Along with pestilence and a third world war, many consider Sarah Palin to be another sign of the impending apocalypse. Meanwhile, pundits and strategists can't stop masturbating over the idea of Karl Rove building Palin from scratch out of spare body parts and the souls of evil orphans like some kind of Fem Frankenstein.
Others, namely comics, see her as a punchline and think she has arrived ripe for parody.
Sara Benincasa is one of the most celebrated Sarah Palin impersonators. Her first Palin parody video has been viewed over 200,000 times on Youtube. Benincasa is a New York-based comedian and writer, and while Tina Fey and Gina Gershon may be household names, Benincasa's videos have been the biggest hit on the internet.
Recently, she sat down for an interview with me and we discussed all things Sarah Palin.
Why did you choose to imitate Mrs. Palin?
Sara Benincasa: My comedy partner Diana Saez and I were hanging around one night after a satisfying evening of Ethiopian food. We started wandering around the Internet to read about the new presumptive Republican VP nominee, Sarah Palin, who had just been announced as McCain's pick the previous day. What we read was so disturbing, so ridiculous, and ultimately so hilarious that we decided to work out our collective reaction to this nightmarish woman by slapping some makeup on me and turning on the camera. We just let the camera roll for an hour and a half and improvised the whole thing.
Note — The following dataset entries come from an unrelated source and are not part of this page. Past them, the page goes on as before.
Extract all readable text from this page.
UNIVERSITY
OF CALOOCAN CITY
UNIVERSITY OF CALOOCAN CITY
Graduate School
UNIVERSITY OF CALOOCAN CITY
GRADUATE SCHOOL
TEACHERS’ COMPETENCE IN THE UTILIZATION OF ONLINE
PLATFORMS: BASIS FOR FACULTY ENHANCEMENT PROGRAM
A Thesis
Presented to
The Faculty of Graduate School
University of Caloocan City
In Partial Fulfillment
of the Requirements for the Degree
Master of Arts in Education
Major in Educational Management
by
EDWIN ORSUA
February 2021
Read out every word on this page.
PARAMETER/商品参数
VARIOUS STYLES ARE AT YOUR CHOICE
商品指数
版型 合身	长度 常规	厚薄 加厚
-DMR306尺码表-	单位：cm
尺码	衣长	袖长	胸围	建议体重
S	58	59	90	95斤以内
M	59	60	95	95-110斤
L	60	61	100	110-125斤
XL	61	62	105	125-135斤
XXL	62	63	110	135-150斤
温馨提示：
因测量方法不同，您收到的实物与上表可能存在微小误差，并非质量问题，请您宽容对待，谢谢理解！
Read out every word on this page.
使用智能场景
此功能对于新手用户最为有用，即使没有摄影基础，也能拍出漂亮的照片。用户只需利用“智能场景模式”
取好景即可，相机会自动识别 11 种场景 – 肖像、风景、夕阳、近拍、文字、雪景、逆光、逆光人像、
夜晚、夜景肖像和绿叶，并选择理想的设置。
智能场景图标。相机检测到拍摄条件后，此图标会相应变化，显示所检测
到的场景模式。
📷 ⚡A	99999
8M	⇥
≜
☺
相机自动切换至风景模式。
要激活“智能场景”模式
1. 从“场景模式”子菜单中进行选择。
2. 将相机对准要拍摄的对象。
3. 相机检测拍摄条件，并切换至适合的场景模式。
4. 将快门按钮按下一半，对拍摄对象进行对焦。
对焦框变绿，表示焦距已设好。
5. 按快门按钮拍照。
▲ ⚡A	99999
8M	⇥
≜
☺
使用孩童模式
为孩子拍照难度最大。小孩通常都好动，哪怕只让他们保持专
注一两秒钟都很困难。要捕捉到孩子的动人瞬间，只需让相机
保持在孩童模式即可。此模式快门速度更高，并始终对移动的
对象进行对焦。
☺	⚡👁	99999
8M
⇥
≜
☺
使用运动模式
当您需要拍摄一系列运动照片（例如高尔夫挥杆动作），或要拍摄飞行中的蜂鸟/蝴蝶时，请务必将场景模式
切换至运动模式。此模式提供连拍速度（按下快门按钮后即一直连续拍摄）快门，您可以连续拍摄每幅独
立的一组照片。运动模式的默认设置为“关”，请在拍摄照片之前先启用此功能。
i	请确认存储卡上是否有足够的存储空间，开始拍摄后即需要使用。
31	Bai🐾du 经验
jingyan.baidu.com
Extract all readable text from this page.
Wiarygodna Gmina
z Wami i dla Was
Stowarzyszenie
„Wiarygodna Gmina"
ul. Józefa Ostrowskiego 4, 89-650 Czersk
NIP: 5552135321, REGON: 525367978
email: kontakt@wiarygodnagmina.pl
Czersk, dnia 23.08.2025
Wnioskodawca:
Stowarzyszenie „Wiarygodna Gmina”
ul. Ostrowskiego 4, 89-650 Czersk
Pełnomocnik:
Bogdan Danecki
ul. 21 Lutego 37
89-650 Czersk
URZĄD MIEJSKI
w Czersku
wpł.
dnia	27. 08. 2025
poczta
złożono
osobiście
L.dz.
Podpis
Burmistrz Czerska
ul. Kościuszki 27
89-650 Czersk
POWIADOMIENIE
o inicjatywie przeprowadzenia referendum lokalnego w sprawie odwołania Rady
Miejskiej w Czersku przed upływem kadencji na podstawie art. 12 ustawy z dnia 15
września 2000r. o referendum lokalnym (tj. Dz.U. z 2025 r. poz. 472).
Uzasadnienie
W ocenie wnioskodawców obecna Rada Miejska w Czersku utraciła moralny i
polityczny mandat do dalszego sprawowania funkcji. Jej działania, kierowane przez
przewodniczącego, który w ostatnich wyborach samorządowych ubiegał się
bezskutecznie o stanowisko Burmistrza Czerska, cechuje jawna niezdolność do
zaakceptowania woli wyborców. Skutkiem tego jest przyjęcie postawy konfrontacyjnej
Do you think the prospect of Mrs. Palin as VP is more frightening or hilarious?
Sara Benincasa: Frightening. The hilarity is merely a coping mechanism.
Do you think parody and comedy are necessary because they're coping mechanisms?
Sara Benincasa: Sure, and they're also another form of citizen response and resistance.
I think they're as valid a form of resistance as protest, letter-writing campaigns, and other symbolic moves.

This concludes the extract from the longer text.